The court further said: Since the Constitution had conferred a limited amending power on the Parliament, the Parliament cannot under the exercise of that limited power enlarge that very power into an absolute power. Indeed, a limited amending power is one of the basic features of the Constitution and, therefore, the limitations on that power cannot be destroyed. In other words, Parliament cannot, under article 368, expand its amending power so as to acquire for itself the right to repeal or abrogate the Constitution or to destroy its basic and essential features.
The court, however, did not show where in the Constitution, the power of amendment had been said to be a qualified or limited power except for the procedural requirements laid down in article 368. Be it as it may, the present state of the doctrine of ‘basic features’ is that so long as the decision in the Kesavananda case is not overturned by another full Bench of the Supreme Court, any amendment to the Constitution is liable to be interfered with by the court on the ground of affecting one or other of the basic features of the Constitution.
In the S.R. Bommai case regarding the dismissal of BJP Governments in Madhya Pradesh, Himachal Pradesh and Rajasthan, Justice Jeevan Reddy and Justice Ramaswamy reiterated that federalism inter alia was a basic feature of the Constitution. Justice Ramaswamy held that a democratic form of Government, federal structure, unity and integrity of the nation, secularism, socialism, social justice and judicial review were among the basic features of the Constitution.
In some cases, there is a difference of opinion among the Judges as regards a particular element forming an element of the basic features.
For example, Chief Justice Ray did not find it possible to hold the concept of free and fair elections as a basic feature whereas Justice Khanna, in the same case, found this principle to be an element of the fundamental features of the Constitution (Indira Nehru Gandhi case, paras 55 and 213).
Justice Chandrachud did not subscribe to the view that the Preamble to the Constitution holds the key to its basic structure (para 665).
Justice Beg, on the other hand, found that the Court can find the test (of constitutional validity) primarily in the Preamble to the Constitution.

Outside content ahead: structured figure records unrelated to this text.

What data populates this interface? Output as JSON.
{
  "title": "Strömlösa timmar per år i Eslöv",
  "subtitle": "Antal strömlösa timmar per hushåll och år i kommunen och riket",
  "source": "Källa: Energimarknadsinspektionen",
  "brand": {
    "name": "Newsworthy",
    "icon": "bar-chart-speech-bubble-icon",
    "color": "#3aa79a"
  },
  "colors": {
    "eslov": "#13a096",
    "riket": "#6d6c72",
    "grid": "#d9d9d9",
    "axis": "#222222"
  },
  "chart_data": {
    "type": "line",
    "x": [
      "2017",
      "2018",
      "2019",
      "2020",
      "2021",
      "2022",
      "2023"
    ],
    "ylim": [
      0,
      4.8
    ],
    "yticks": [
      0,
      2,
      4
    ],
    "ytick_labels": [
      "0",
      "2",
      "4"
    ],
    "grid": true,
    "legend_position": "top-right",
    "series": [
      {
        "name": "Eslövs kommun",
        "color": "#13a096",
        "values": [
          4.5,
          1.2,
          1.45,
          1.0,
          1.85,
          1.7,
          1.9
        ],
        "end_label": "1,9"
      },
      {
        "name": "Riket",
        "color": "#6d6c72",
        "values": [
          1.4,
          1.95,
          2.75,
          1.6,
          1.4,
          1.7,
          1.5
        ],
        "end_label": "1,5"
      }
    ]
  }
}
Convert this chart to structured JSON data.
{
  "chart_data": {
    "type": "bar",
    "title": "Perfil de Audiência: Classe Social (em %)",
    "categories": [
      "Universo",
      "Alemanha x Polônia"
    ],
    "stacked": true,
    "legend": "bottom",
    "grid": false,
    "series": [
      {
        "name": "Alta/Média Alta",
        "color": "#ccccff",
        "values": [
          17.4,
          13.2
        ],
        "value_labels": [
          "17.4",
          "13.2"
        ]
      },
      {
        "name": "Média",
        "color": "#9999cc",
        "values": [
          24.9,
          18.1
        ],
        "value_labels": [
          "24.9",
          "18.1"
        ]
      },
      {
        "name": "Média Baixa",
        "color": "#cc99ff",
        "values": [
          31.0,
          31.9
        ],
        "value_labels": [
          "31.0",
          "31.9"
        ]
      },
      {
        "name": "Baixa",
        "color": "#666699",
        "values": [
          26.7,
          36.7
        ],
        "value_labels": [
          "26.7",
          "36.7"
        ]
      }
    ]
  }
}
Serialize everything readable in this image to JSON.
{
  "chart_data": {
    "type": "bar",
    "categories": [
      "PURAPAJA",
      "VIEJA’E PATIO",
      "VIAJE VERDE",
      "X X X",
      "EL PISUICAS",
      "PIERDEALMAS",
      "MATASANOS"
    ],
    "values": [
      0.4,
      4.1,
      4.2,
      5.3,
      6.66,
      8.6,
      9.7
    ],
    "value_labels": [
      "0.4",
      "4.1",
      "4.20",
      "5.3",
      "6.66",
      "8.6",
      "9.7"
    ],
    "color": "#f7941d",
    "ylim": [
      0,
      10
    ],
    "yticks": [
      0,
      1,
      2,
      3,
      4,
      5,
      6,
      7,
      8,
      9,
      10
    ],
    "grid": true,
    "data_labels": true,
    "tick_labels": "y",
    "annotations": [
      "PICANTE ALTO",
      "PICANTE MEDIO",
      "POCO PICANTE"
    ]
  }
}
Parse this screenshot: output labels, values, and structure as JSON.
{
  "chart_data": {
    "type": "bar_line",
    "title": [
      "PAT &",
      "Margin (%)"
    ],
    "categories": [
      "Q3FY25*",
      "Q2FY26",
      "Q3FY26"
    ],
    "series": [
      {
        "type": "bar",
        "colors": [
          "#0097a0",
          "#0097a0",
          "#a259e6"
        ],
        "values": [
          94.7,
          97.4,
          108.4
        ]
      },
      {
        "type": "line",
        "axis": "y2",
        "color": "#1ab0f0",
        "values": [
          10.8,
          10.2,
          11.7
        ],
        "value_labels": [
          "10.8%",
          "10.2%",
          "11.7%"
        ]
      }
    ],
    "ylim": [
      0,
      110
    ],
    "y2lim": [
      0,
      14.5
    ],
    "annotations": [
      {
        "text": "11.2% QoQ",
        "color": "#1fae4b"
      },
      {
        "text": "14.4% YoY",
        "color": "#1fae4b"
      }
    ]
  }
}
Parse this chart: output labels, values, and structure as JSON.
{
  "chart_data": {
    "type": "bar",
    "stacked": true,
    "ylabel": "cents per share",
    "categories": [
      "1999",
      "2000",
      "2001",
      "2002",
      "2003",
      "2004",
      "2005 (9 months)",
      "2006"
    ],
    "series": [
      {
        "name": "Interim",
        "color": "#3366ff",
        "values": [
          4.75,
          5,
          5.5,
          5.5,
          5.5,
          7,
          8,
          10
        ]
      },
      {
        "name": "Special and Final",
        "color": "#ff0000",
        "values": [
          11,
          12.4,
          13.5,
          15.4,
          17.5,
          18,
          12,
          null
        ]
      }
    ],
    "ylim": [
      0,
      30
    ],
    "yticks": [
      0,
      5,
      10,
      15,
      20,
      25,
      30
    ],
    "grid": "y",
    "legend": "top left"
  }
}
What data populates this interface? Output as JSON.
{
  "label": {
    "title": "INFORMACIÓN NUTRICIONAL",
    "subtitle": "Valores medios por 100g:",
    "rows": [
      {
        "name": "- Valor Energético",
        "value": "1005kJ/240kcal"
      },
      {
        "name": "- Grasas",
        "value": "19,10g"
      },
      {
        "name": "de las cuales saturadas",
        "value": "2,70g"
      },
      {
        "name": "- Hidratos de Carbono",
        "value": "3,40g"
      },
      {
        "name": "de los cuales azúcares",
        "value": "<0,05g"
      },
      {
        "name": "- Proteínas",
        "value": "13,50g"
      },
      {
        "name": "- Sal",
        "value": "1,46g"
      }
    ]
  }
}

The Preamble, he believed, furnished the yardstick to be applied even to constitutional amendments (para 623).
The majority had differing opinions on what the "basic structure" of the Constitution comprised.
Chief Justice Sarv Mittra Sikri, writing for the majority, indicated that the basic structure consists of the following:
- The supremacy of the constitution.
- A republican and democratic form of government.
- The secular character of the Constitution.
- Maintenance of the separation of powers.
- The federal character of the Constitution.
Justices Shelat and Grover in their opinion added three features to the Chief Justice's list:
- The mandate to build a welfare state contained in the Directive Principles of State Policy.
- Maintenance of the unity and integrity of India.
- The sovereignty of the country.
Justices Hegde and Mukherjea, in their opinion, provided a separate and shorter list:
- The sovereignty of India.
- The democratic character of the polity.
- The unity of the country.
- Essential features of individual freedoms.
- The mandate to build a welfare state.